It is sometimes assumed by persons who observe the workings of the Christian Science organization from a standpoint outside the ranks, that the form of government provided in the church Manual tends to hamper individual growth; that any system of external regulation interferes with spiritual progress; and that dependence on organization is contrary to the teachings of Jesus. As with every great institution, the Church of Christ, Scientist, must be viewed in its proper perspective and historical setting before the meaning and utility of the relative measures employed for its furtherance can be rightly estimated. It is essential, in this connection, to consider not alone the absolute end contemplated in the movement, but the exigencies to be met in attaining that end as well.

The avowed standard of Christian Science practice is the ideal of God and man presented by Christ Jesus.

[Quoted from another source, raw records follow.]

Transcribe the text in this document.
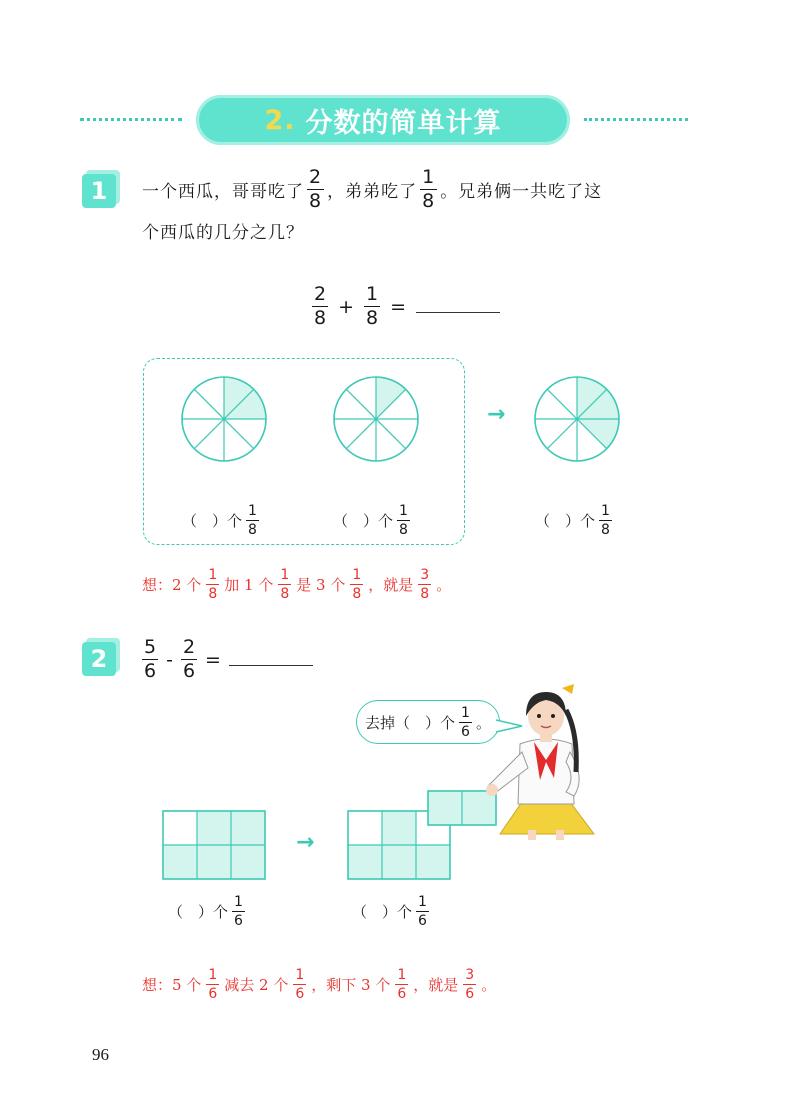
2. 分数的简单计算
1 一个西瓜，哥哥吃了 $\frac{2}{8}$ ，弟弟吃了 $\frac{1}{8}$ 。兄弟俩一共吃了这
个西瓜的几分之几？
$\frac{2}{8} + \frac{1}{8}$ =
→
（　）个 $\frac{1}{8}$	（　）个 $\frac{1}{8}$	（　）个 $\frac{1}{8}$
想：2 个 $\frac{1}{8}$ 加 1 个 $\frac{1}{8}$ 是 3 个 $\frac{1}{8}$ ，就是 $\frac{3}{8}$ 。
$2 \frac{5}{6} - \frac{2}{6}$ =
去掉（　）个 $\frac{1}{6}$ 。
→
（　）个 $\frac{1}{6}$	（　）个 $\frac{1}{6}$
想：5 个 $\frac{1}{6}$ 减去 2 个 $\frac{1}{6}$ ，剩下 3 个 $\frac{1}{6}$ ，就是 $\frac{3}{6}$ 。
96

The Mosaic law, was the dominant influence in shaping the character and destiny of the Jewish people, was designed to confirm and conserve the sense of divine presence and power gradually unfolded to the awakening consciousness of the "peculiar people." Without the aid of this code, crude and materialistic as were many ceremonial features, the Messianic ideal would have been lost to the world, swallowed up amid the superstitions and abominations of the age. Paul declares: "The law was our schoolmaster to bring us unto Christ." In other words, the exactions of the Judaic code were necessary, at that period, to awaken and perpetuate a moral and religious sense which should lead the way to the later manifestation of the spiritual idea or Christ. The coming of Christ Jesus was in itself, however, but a preliminary step in the redemption of humanity.